Case Presentation: 67 year old man with a history of psoriasiform dermatitis refractory to dapsone and hydroxychloroquine, thrombotic thrombocytopenic purpura status post plasma exchange and rituximab, and a history of multiple venous thromboemboli, and a fever of unknown origin presented with progressive worsening of his skin lesions. On exam, the patient was febrile (temperature 39.3C), tachycardic (heart rate 141), blood pressure 153/77, respiratory rate was 22, and O2 saturation was 94% on room air. He had a diffuse poikilodermatous, erythematous patches and plaques ranging from pink to violaceous involving about 75% of his body; retiform purpura on his bilateral lower extremities; and the left side of his face had vegetative, yellow, scaly plaques with overlying hemorrhagic crusting. The remainder of the exam was normal. White blood cell count was 20.6 x 103/mcL (normal range 4.2-9.1 x103/mcl), hemoglobin was 6.3 gm/dl (normal range 12.9-16.1 gm/dl), and an MCV 96.3 fl (normal range 70.0-92.2 fl). Biopsies of the scaly poikilodermatous plaques showed psoriasiform dermatitis, however, a peripheral blood flow cytometry did not identify any abnormal hematolymphoid cell populations and a bone marrow biopsy did not show evidence of an atypical hematolymphoid population. Biopsy of the retiform purpura on his lower extremities showed a thrombotic vasculopathy. A biopsy of his vegetative, yellow, scaly plaques on the left side of his face showed a medium-size vessel vasculitis. He was initially treated with Cyclosporine 50mg PO Q12h, Methotrexate 5mg PO Qweekly (with folic acid 2mg PO daily), Prednisone (started on 40mg PO daily and tapered down to 15mg PO daily, Acitretin 25mg PO daily, and triamcinolone 0.1% ointment BID with only a mild improvement of his skin lesions so he was also started on Ustekinumab 45mg SC Q4weeks x 2 then q3months. The patient’s combination of an adult onset systemic inflammatory condition of unknown etiology, a cutaneous vasculitis, fever of unknown origin, thrombocytopenia, anemia, and multiple venous thromboemboli that is refractory or poorly responsive to multiple types of immunosuppressant therapies is consistent with VEXAS syndrome.

Discussion: VEXAS (vacuoles, E1 enzyme, X-linked, autoinflammatory, somatic) syndrome is a severe, progressive disease with primarily rheumatologic and hematologic features caused by a mutation UBA1 gene (X chromosome) and was first reported in 2020. It is characterized by systemic inflammation of the skin, lungs, blood vessels, most commonly manifesting as a vasculitis, polychondritis, or neutrophilic dermatoses, among others. The hematologic manifestations often include a macrocytic anemia, thrombocytopenia, thromboembolic disease, and in some cases, progressive bone marrow failure. Currently, there are no established treatment guidelines so outcomes tend to be poor.

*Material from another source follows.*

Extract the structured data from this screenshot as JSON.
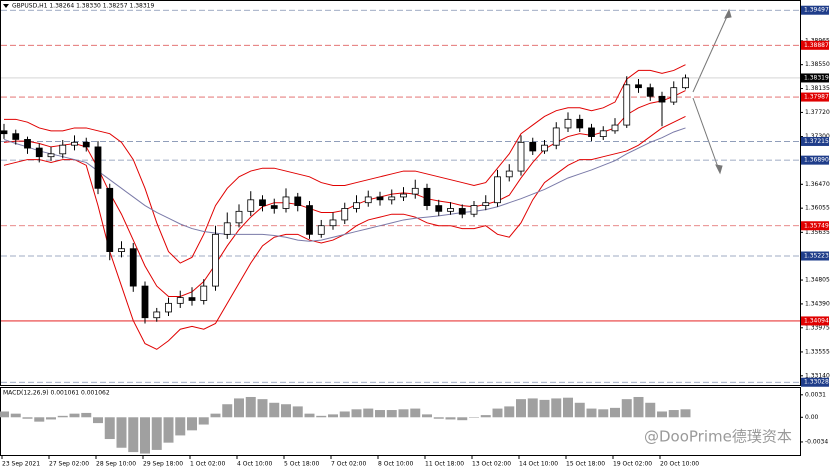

Conclusions: VEXAS syndrome is a newly discovered disease entity that requires additional study to better understand its epidemiology, etiology, pathology, prognosis, and in order to develop more effective treatments. VEXAS syndrome should be included in the differential diagnosis in hospitalized patients who present with treatment-refractory systemic inflammatory conditions, such as a vasculitis, polychondritis, or neutrophilic dermatoses who also have hematologic abnormalities, most commonly a macrocytic anemia, thrombocytopenia, and thromboembolic disease to help guide management.